Bu gerçek Lübnanlılar tarafından Mart 2005’e kadar unutuldu. Bu tarihte Suriye rejiminin Lübnan ve tüm Arap Maşrık bölgesi üzerindeki İran hegemonyası için bir katalizör ve köprü görevi gördüğü anlaşıldı. Hizbullah’ın 2006’da devletin varlığını görmezden gelmesi, daha sonra da 2 yıl boyunca felce uğratması ile bu gerçek doğrulandı. 2011’de Hizbullah ve İran’a bağlı diğer milisler Suriye devriminin bastırılmasına katıldılar, Yemen’de silahlanma, eğitim ve medya eğitimi ile Husi darbesini desteklediler.

On yıllar önce Lübnan halkının büyük bir kesimi iki nedenden ötürü tarafsızlık ve uluslararasılaşma kavramlarını kabul etmekte tereddüt ediyordu. Birinci neden, "tarafsızlık" çağrısında bulunanların bir kısmının Lübnan'ın Arap bir yapı olduğu fikrini reddetmesiydi. İkinci neden, dini veya mezhepsel faktörün (özellikle Hristiyan), "Müslüman Doğu"ya karşı uluslararası Avrupalı güçlerin desteğini alma çabalarının ana itici gücü olmasıydı.

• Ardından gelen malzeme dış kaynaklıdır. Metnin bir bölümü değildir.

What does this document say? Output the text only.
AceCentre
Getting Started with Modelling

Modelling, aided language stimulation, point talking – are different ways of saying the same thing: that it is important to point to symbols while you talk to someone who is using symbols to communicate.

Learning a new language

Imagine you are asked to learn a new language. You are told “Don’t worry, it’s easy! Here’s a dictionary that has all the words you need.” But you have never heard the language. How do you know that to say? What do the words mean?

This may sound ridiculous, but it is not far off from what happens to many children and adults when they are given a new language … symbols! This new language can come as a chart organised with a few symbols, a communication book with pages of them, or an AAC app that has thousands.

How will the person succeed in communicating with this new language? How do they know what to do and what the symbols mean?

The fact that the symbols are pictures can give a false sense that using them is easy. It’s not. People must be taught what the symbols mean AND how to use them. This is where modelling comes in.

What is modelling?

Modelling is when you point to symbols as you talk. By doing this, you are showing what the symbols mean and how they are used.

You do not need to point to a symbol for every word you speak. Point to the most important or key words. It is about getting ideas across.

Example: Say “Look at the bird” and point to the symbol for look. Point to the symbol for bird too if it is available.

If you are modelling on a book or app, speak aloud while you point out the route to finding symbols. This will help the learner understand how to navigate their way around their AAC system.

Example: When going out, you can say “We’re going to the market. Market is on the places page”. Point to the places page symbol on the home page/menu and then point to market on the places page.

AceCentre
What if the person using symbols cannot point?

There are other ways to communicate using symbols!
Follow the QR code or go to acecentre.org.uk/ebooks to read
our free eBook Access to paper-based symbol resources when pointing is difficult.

Bu durum artık geçerli değil, çünkü yaralı "Arapçılık" Lübnan kimliğinin karşı karşıya olduğu yakın bir tehdit olmaktan çıktı. Aksine, Lübnan’ın bağımsızlığını, egemenliğini, çoğulculuğunu ve Arap ilişkilerini tehdit eden İran’ın mezhepsel hegemonya planı karşısında Lübnanlılar için bir birleşme ve bir araya gelme unsuru haline geldi. Nitekim dün, Bekerki (Beyrut’un kuzeydoğusu) bölgesindeki Maruni Patrikhanesi’nin bulunduğu meydanda toplanan –sosyal mesafeye rağmen- büyük kalabalıklar ortak bir yazgıya karşı ortak bir endişeyi teyit ediyordu. Müslüman ve Hristiyan dokuya Tahran'ın bölgedeki çıkarları, yayılmacı hırsları ve silahın gücüyle dayatılan yabancı bir kimliğe ilişkin duyulan ortak endişenin kanıtıydı.

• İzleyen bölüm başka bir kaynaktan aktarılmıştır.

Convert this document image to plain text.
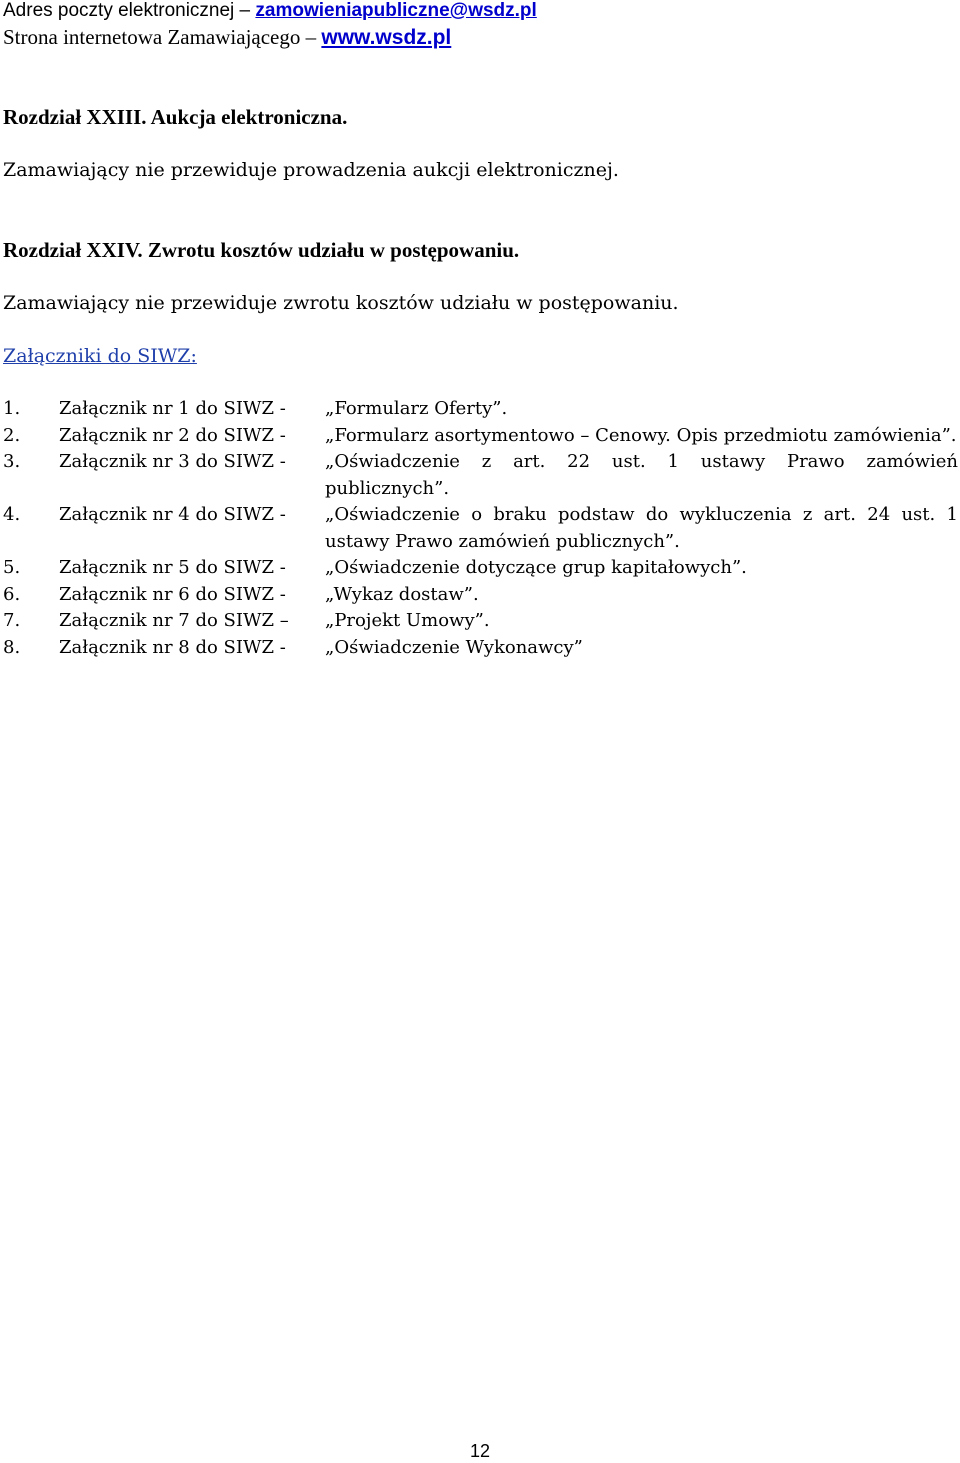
Adres poczty elektronicznej – zamowieniapubliczne@wsdz.pl
Strona internetowa Zamawiającego – www.wsdz.pl
Rozdział XXIII. Aukcja elektroniczna.
Zamawiający nie przewiduje prowadzenia aukcji elektronicznej.
Rozdział XXIV. Zwrotu kosztów udziału w postępowaniu.
Zamawiający nie przewiduje zwrotu kosztów udziału w postępowaniu.
Załączniki do SIWZ:
1.	Załącznik nr 1 do SIWZ -	„Formularz Oferty”.
2.	Załącznik nr 2 do SIWZ -	„Formularz asortymentowo – Cenowy. Opis przedmiotu zamówienia”.
3.	Załącznik nr 3 do SIWZ -	„Oświadczenie z art. 22 ust. 1 ustawy Prawo zamówień publicznych”.
4.	Załącznik nr 4 do SIWZ -	„Oświadczenie o braku podstaw do wykluczenia z art. 24 ust. 1 ustawy Prawo zamówień publicznych”.
5.	Załącznik nr 5 do SIWZ -	„Oświadczenie dotyczące grup kapitałowych”.
6.	Załącznik nr 6 do SIWZ -	„Wykaz dostaw”.
7.	Załącznik nr 7 do SIWZ –	„Projekt Umowy”.
8.	Załącznik nr 8 do SIWZ -	„Oświadczenie Wykonawcy”
12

Bu nedenle dün, devleti uluslararasılaşmış devletçikten geri alma, onu değiştirmeye çalışanlardan kimliğini kurtarma, özü hiçbir zaman şu anda olduğu kadar tehdit altında kalmayan asgari düzeydeki bir arada yaşamı teyit etme günüydü.

 

*Bu makalede yer alan fikirler yazara aittir ve Independent Türkçe’nin editöryal politikasını yansıtmayabilir.